Investigation: A Best New Restaurant in Davidson, NC?!

A few weeks ago, I picked up the September issue of bon appetit eager for the reveal of America’s Best New Restaurants. As I flipped through in the office at lunch, I saw what I had more or less expected. Petit Trois in Los Angeles, Semilla in Brooklyn. Yes, yes… I have been reading blogs all year. I am on Instagram. I have seen this before…

And then. #7. Kindred. I looked at the location, stopped dead in my tracks and let out a scream that reverberated through the entire office. Davidson, NC?! WHAT?!? The tiny college town I spent four years in with only as many dining options as I could count on one hand?!? Has a top 10 restaurant?!

And then I remembered that for months, friends in the Charlotte area had been talking about some place called Kindred on Main Street. And they had been making regular pilgrimages 30 miles north to eat there. And apparently they were on to something and I was a total snob for writing them off.

Unable to get on a flight down to North Carolina anytime soon and desperate to see what the buzz was about, I quickly got to work re-creating the recipe for Eggplant and Country Ham Ragu using my fresh tomato sauce, which I had rather conveniently, although unknowingly, made the night before. 

I’ll level and say that this isn’t really a lunch hack and it’s better suited for dinner at home, but I was too proud of my college town’s achievement not to put this out in the world.

This recipe blew my mind. It starts out all sweet and innocent and then you read through the ingredient list. Eggplant. Ham. Chipotle chiles in adobo?! Cocoa powder?!? FISH SAUCE?!?! WHAT IS GOING ON HERE?! This can’t possibly work… But boy oh boy does it ever!

Needless to say, I’m getting myself down to North Carolina ASAP. But in the meantime, I’ll enjoy an approximation of Kindred’s stellar food from my desk.

“College Town Hero” Eggplant and Country Ham Ragu

Serves 4

- 8 tablespoons olive oil

- 1 ½ pounds eggplant cut into ½ inch dice

- 12 slices country ham or prosciutto cotto (about 3 ounces) 

- 1 small onion, finely chopped

- 2 garlic cloves, finely chopped (or pressed)

- 1-2 canned chipotles chiles in adobo, finely chopped

- 1 tablespoon unsweetened cocoa powder

- 1 tablespoon tomato paste

- ½ cup tomato sauce (store bought is fine if you don’t have any reserved)

- 1 tablespoon fish sauce (like nam pla or nuoc nam)

- 12 ounces linguine or spaghetti

- 2 tablespoons unsalted butter

- ½ cup Parmesan, finely grated

- 3 tablespoons finely chopped parsley

The bulk of this recipe is making the ragu, so get out a large heavy pot (but not your pasta pot! You’ll need that later clean).

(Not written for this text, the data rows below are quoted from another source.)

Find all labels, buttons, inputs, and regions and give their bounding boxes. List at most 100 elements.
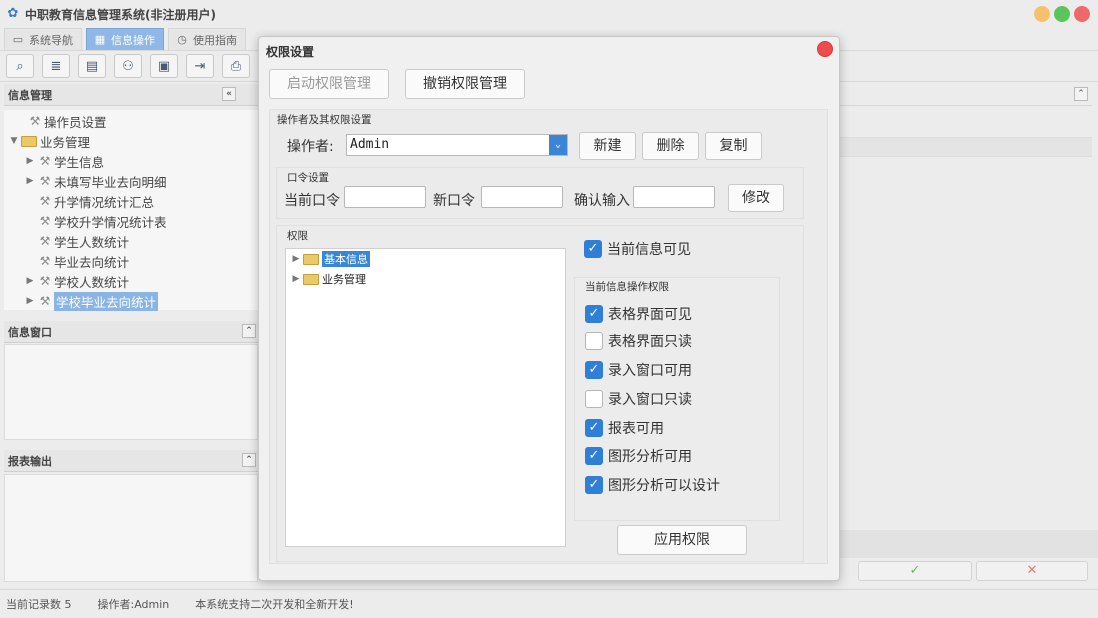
tool-icon: ⚒ (39, 274, 51, 288)
tab-user-guide[interactable]: ◷ 使用指南 (168, 28, 246, 50)
checkbox-checked-icon: ✓ (585, 305, 603, 323)
permission-tree: ▶ 基本信息 ▶ 业务管理 (285, 248, 566, 547)
enable-permission-button[interactable]: 启动权限管理 (269, 69, 389, 99)
current-password-label: 当前口令 (284, 193, 340, 209)
tool-icon: ⚒ (39, 254, 51, 268)
new-password-input[interactable] (481, 186, 563, 208)
tool-icon: ⚒ (29, 114, 41, 128)
status-operator: 操作者:Admin (97, 598, 170, 611)
chevron-down-icon[interactable]: ⌄ (549, 135, 567, 155)
status-record-count: 当前记录数 5 (6, 598, 72, 611)
perm-tree-item-selected[interactable]: ▶ 基本信息 (290, 250, 370, 268)
collapse-up-icon[interactable]: ⌃ (242, 453, 256, 467)
current-password-input[interactable] (344, 186, 426, 208)
perm-checkbox[interactable]: ✓ 表格界面可见 (585, 304, 692, 324)
copy-operator-button[interactable]: 复制 (705, 132, 762, 160)
tree-item[interactable]: ▼ 业务管理 (8, 131, 90, 151)
perm-checkbox[interactable]: 录入窗口只读 (585, 389, 692, 409)
report-output-body (4, 474, 258, 582)
info-window-header: 信息窗口 ⌃ (4, 321, 258, 343)
perm-checkbox[interactable]: ✓ 报表可用 (585, 418, 664, 438)
minimize-button[interactable] (1034, 6, 1050, 22)
dialog-close-button[interactable] (817, 41, 833, 57)
app-title: 中职教育信息管理系统(非注册用户) (25, 7, 216, 22)
close-icon: ✕ (1026, 563, 1038, 578)
tree-item[interactable]: ▶ ⚒ 未填写毕业去向明细 (24, 171, 167, 191)
perm-checkbox[interactable]: 表格界面只读 (585, 331, 692, 351)
list-icon[interactable]: ≣ (42, 54, 70, 78)
tree-item[interactable]: ▶ ⚒ 学生信息 (24, 151, 104, 171)
collapse-up-icon[interactable]: ⌃ (242, 324, 256, 338)
document-icon[interactable]: ▤ (78, 54, 106, 78)
current-info-visible-checkbox[interactable]: ✓ 当前信息可见 (584, 239, 691, 259)
print-icon[interactable]: ⎙ (222, 54, 250, 78)
info-mgmt-tree: ⚒ 操作员设置 ▼ 业务管理 ▶ ⚒ 学生信息 ▶ ⚒ 未填写毕业去向明细 ⚒ 升学情况统计汇… (4, 110, 258, 311)
tree-item[interactable]: ⚒ 学校升学情况统计表 (36, 211, 167, 231)
tool-icon: ⚒ (39, 174, 51, 188)
tree-item[interactable]: ⚒ 操作员设置 (26, 111, 107, 131)
perm-checkbox[interactable]: ✓ 图形分析可以设计 (585, 475, 720, 495)
collapsed-arrow-icon[interactable]: ▶ (290, 274, 302, 284)
tree-item[interactable]: ⚒ 升学情况统计汇总 (36, 191, 154, 211)
export-icon[interactable]: ⇥ (186, 54, 214, 78)
group-title: 操作者及其权限设置 (277, 114, 372, 126)
new-operator-button[interactable]: 新建 (579, 132, 636, 160)
tab-system-nav[interactable]: ▭ 系统导航 (4, 28, 82, 50)
folder-icon (303, 253, 319, 265)
dialog-title: 权限设置 (266, 45, 315, 59)
collapsed-arrow-icon[interactable]: ▶ (24, 296, 36, 306)
checkbox-checked-icon: ✓ (585, 447, 603, 465)
collapse-up-icon[interactable]: ⌃ (1074, 87, 1088, 101)
perm-checkbox[interactable]: ✓ 图形分析可用 (585, 446, 692, 466)
collapsed-arrow-icon[interactable]: ▶ (24, 176, 36, 186)
modify-password-button[interactable]: 修改 (728, 184, 784, 212)
maximize-button[interactable] (1054, 6, 1070, 22)
operator-select[interactable]: Admin ⌄ (346, 134, 568, 156)
tool-icon: ⚒ (39, 194, 51, 208)
confirm-password-label: 确认输入 (574, 193, 630, 209)
checkbox-checked-icon: ✓ (584, 240, 602, 258)
confirm-button[interactable]: ✓ (858, 561, 972, 581)
status-note: 本系统支持二次开发和全新开发! (195, 598, 354, 611)
folder-icon (303, 273, 319, 285)
collapse-left-icon[interactable]: « (222, 87, 236, 101)
operator-label: 操作者: (287, 139, 334, 155)
confirm-password-input[interactable] (633, 186, 715, 208)
cancel-button[interactable]: ✕ (976, 561, 1088, 581)
tree-item[interactable]: ▶ ⚒ 学校人数统计 (24, 271, 129, 291)
tab-info-operation[interactable]: ▦ 信息操作 (86, 28, 164, 50)
collapsed-arrow-icon[interactable]: ▶ (290, 254, 302, 264)
apply-permission-button[interactable]: 应用权限 (617, 525, 747, 555)
monitor-icon: ▭ (12, 32, 24, 46)
permission-dialog: 权限设置 启动权限管理 撤销权限管理 操作者及其权限设置 操作者: Admin … (258, 36, 840, 581)
clock-icon: ◷ (177, 32, 187, 46)
tool-icon: ⚒ (39, 154, 51, 168)
perm-checkbox[interactable]: ✓ 录入窗口可用 (585, 360, 692, 380)
tree-item-selected[interactable]: ▶ ⚒ 学校毕业去向统计 (24, 291, 159, 311)
tree-item[interactable]: ⚒ 毕业去向统计 (36, 251, 129, 271)
checkbox-unchecked-icon (585, 332, 603, 350)
entry-strip (840, 530, 1098, 558)
tree-item[interactable]: ⚒ 学生人数统计 (36, 231, 129, 251)
window-icon[interactable]: ▣ (150, 54, 178, 78)
folder-icon (21, 135, 37, 147)
collapsed-arrow-icon[interactable]: ▶ (24, 156, 36, 166)
check-icon: ✓ (909, 563, 921, 578)
info-mgmt-header: 信息管理 « (4, 84, 258, 106)
revoke-permission-button[interactable]: 撤销权限管理 (405, 69, 525, 99)
expanded-arrow-icon[interactable]: ▼ (8, 136, 20, 146)
checkbox-checked-icon: ✓ (585, 361, 603, 379)
tool-icon: ⚒ (39, 294, 51, 308)
group-title: 口令设置 (287, 172, 329, 184)
report-output-header: 报表输出 ⌃ (4, 450, 258, 472)
info-window-body (4, 344, 258, 440)
close-window-button[interactable] (1074, 6, 1090, 22)
checkbox-unchecked-icon (585, 390, 603, 408)
search-icon[interactable]: ⌕ (6, 54, 34, 78)
delete-operator-button[interactable]: 删除 (642, 132, 699, 160)
status-bar: 当前记录数 5 操作者:Admin 本系统支持二次开发和全新开发! (0, 589, 1098, 618)
grid-icon: ▦ (94, 32, 106, 46)
collapsed-arrow-icon[interactable]: ▶ (24, 276, 36, 286)
users-icon[interactable]: ⚇ (114, 54, 142, 78)
perm-tree-item[interactable]: ▶ 业务管理 (290, 270, 366, 288)
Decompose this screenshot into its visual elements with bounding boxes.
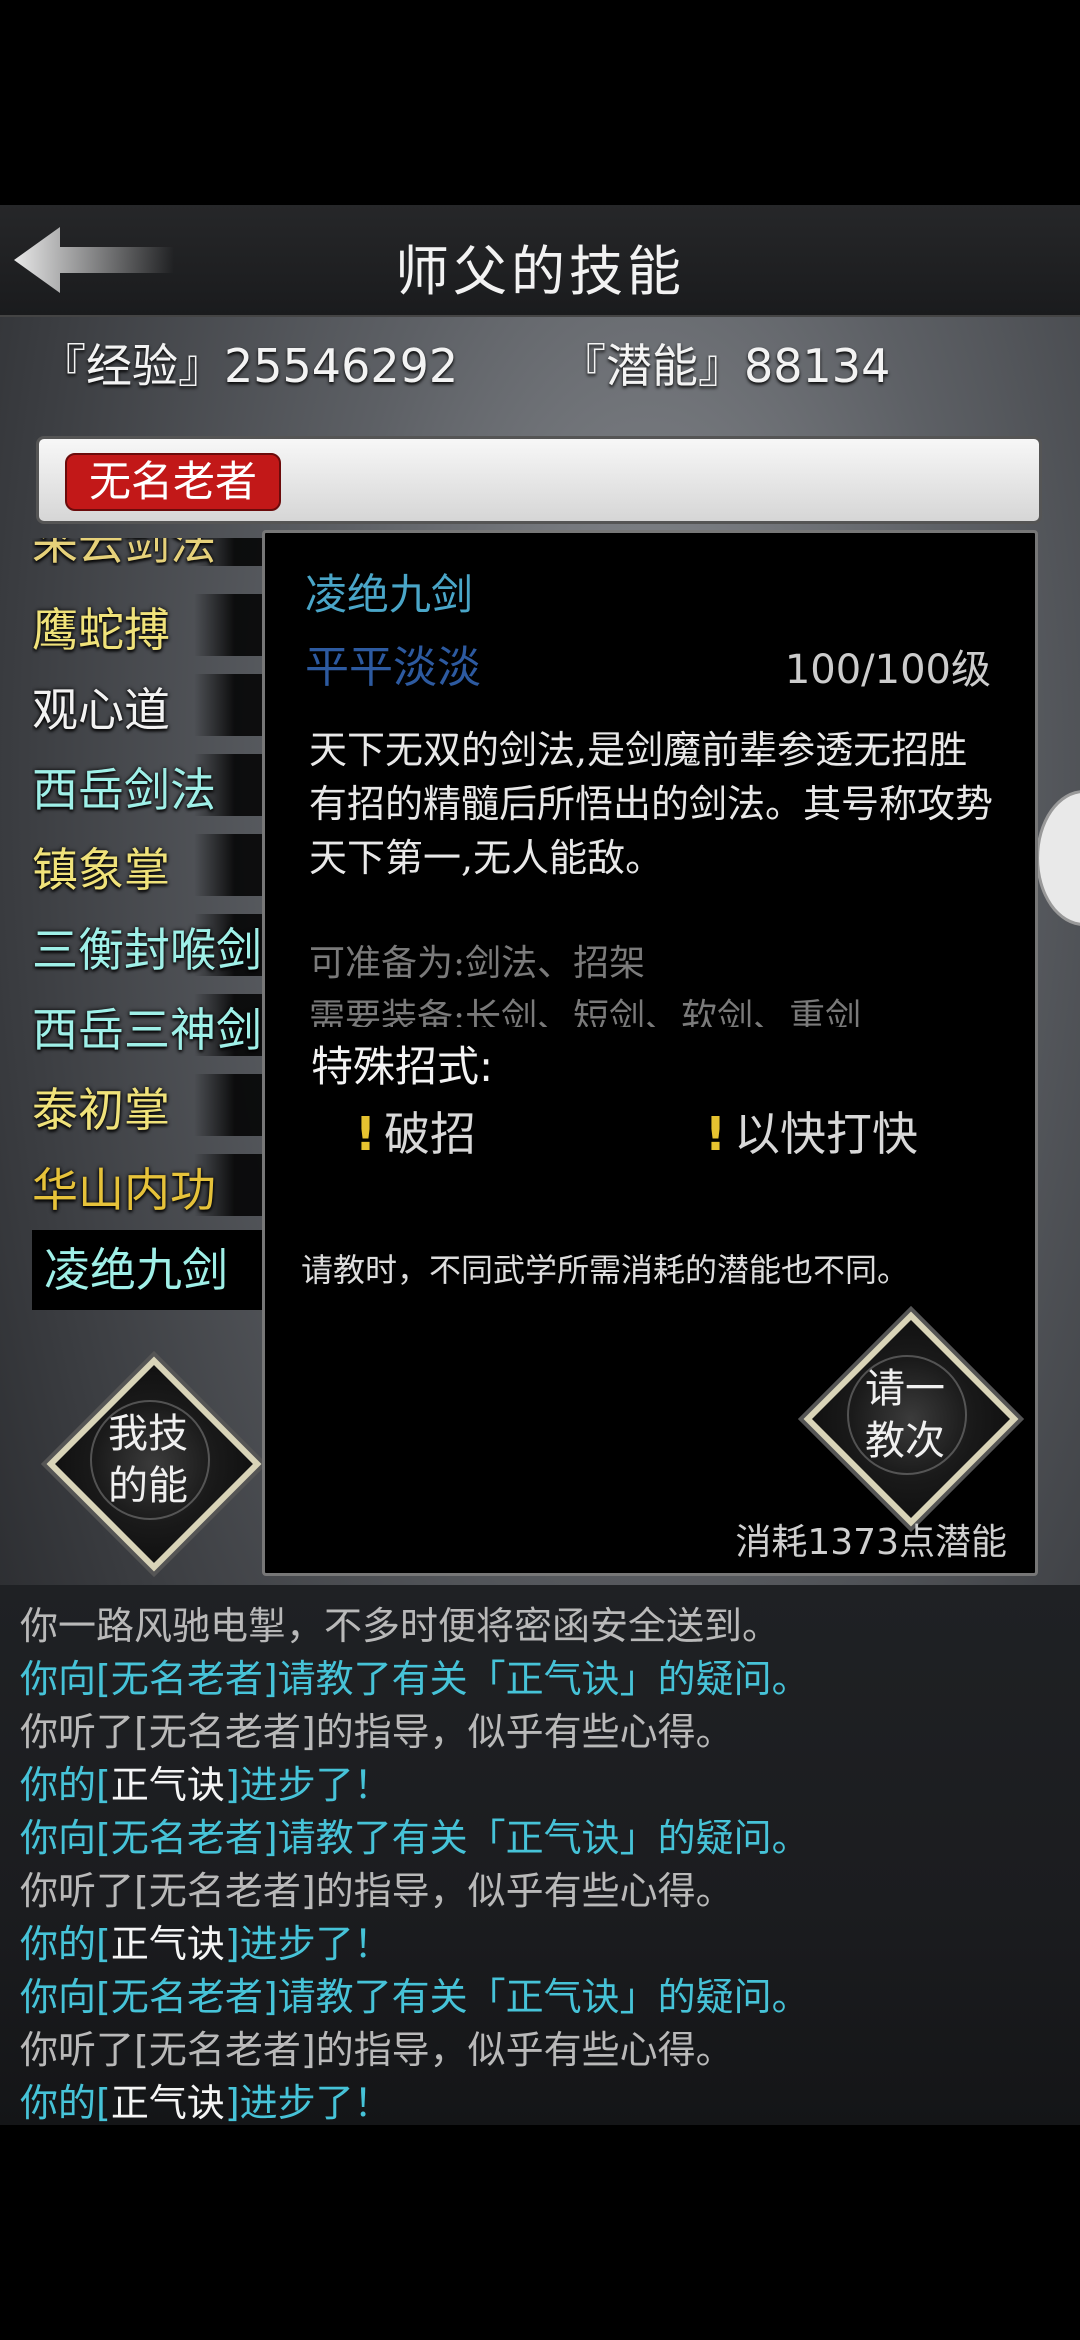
log-line: 你一路风驰电掣，不多时便将密函安全送到。 (20, 1604, 781, 1648)
exclamation-icon: ! (705, 1107, 726, 1161)
equip-info: 可准备为:剑法、招架 需要装备:长剑、短剑、软剑、重剑 (309, 937, 999, 1027)
skill-name: 凌绝九剑 (305, 570, 474, 619)
exp-stat: 『经验』25546292 (40, 330, 458, 396)
page-title: 师父的技能 (395, 240, 685, 303)
log-line: 你的[正气诀]进步了！ (20, 1763, 392, 1807)
log-line: 你听了[无名老者]的指导，似乎有些心得。 (20, 2028, 734, 2072)
log-line: 你听了[无名老者]的指导，似乎有些心得。 (20, 1710, 734, 1754)
teach-note: 请教时，不同武学所需消耗的潜能也不同。 (301, 1251, 910, 1289)
title-bar: 师父的技能 (0, 205, 1080, 317)
my-skills-label-line1: 我技 (108, 1411, 188, 1457)
skill-detail-popup: 凌绝九剑 平平淡淡 100/100级 天下无双的剑法,是剑魔前辈参透无招胜有招的… (262, 530, 1038, 1576)
log-line: 你的[正气诀]进步了！ (20, 1922, 392, 1966)
special-move: ! 破招 (355, 1107, 476, 1161)
log-line: 你向[无名老者]请教了有关「正气诀」的疑问。 (20, 1657, 810, 1701)
potential-value: 88134 (744, 339, 891, 393)
equip-prepare-line: 可准备为:剑法、招架 (309, 943, 646, 984)
my-skills-button[interactable]: 我技 的能 (46, 1356, 262, 1572)
skill-level: 100/100级 (784, 647, 991, 693)
log-line: 你向[无名老者]请教了有关「正气诀」的疑问。 (20, 1975, 810, 2019)
message-log: 你一路风驰电掣，不多时便将密函安全送到。 你向[无名老者]请教了有关「正气诀」的… (0, 1585, 1080, 2125)
my-skills-label-line2: 的能 (108, 1463, 188, 1509)
potential-label: 『潜能』 (560, 339, 744, 393)
skill-item-selected[interactable]: 凌绝九剑 (32, 1230, 284, 1310)
master-name-tag[interactable]: 无名老者 (65, 453, 282, 511)
master-bar: 无名老者 (36, 436, 1042, 524)
potential-stat: 『潜能』88134 (560, 330, 890, 396)
log-line: 你听了[无名老者]的指导，似乎有些心得。 (20, 1869, 734, 1913)
potential-cost: 消耗1373点潜能 (735, 1522, 1007, 1563)
special-moves-title: 特殊招式: (311, 1042, 494, 1091)
skill-rank: 平平淡淡 (305, 642, 481, 693)
exclamation-icon: ! (355, 1107, 376, 1161)
exp-label: 『经验』 (40, 339, 224, 393)
special-move: ! 以快打快 (705, 1107, 918, 1161)
log-line: 你的[正气诀]进步了！ (20, 2081, 392, 2125)
equip-required-line: 需要装备:长剑、短剑、软剑、重剑 (309, 997, 862, 1027)
skill-description: 天下无双的剑法,是剑魔前辈参透无招胜有招的精髓后所悟出的剑法。其号称攻势天下第一… (309, 728, 994, 880)
exp-value: 25546292 (224, 339, 459, 393)
teach-label-line1: 请一 (865, 1366, 945, 1412)
log-line: 你向[无名老者]请教了有关「正气诀」的疑问。 (20, 1816, 810, 1860)
teach-button[interactable]: 请一 教次 (803, 1311, 1019, 1527)
teach-label-line2: 教次 (865, 1418, 945, 1464)
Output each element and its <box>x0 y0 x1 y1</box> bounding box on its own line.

Heat 3 tablespoons of olive oil in the pot over medium-high heat. Add half of the eggplant, season with salt and pepper and cook, stirring often, until its brown and tender (about 5-8 minutes). Transfer this to a medium bowl. Heat another 3 tablespoons of oil and repeat the same process with the other half of the eggplant and transfer that to the bowl as well.

Now heat the remaining 2 tablespoons of oil over medium heat in the pot and add the ham, onion, and garlic. Cook it, stirring occasionally, until the onion is softened (about 5 minutes).

Now add the chiles, cocoa powder, and tomato paste and stir to coat the other ingredients. Cook it, stirring frequently, until the tomato paste is really dark red and the cocoa powder smells toasty (roughly 3 minutes).

Add your tomato sauce, the eggplant and 1 cup of water and scrape the bottom of the pot for browned bits. Reduce the heat to medium-low and cook, stirring every so often, until the sauce is thick and the flavors have melded (around 25-30 minutes). Add the fish sauce and season with salt and pepper to taste.

Now the easy part. Boil a large pot of water to boil. Add your pasta and cook according to the directions (which will vary by the type and quality of pasta you bought) until al dente. Drain the pasta but reserve 2 cups of the cooking liquid.

Now add the pasta to your pot with the sauce in it. Add 2 tablespoons of butter and 1 cup of the pasta water. Bring the pot to a simmer and cook, tossing frequently, until the sauce becomes glossy and coats the pasta. Add more cooking liquid if you need to (but I didn’t).

Divide the pasta up and top it with Parmesan and parley. This is spectacular hot for dinner, but it’s also really very good at room temperature for lunch! Try it both ways! You have enough.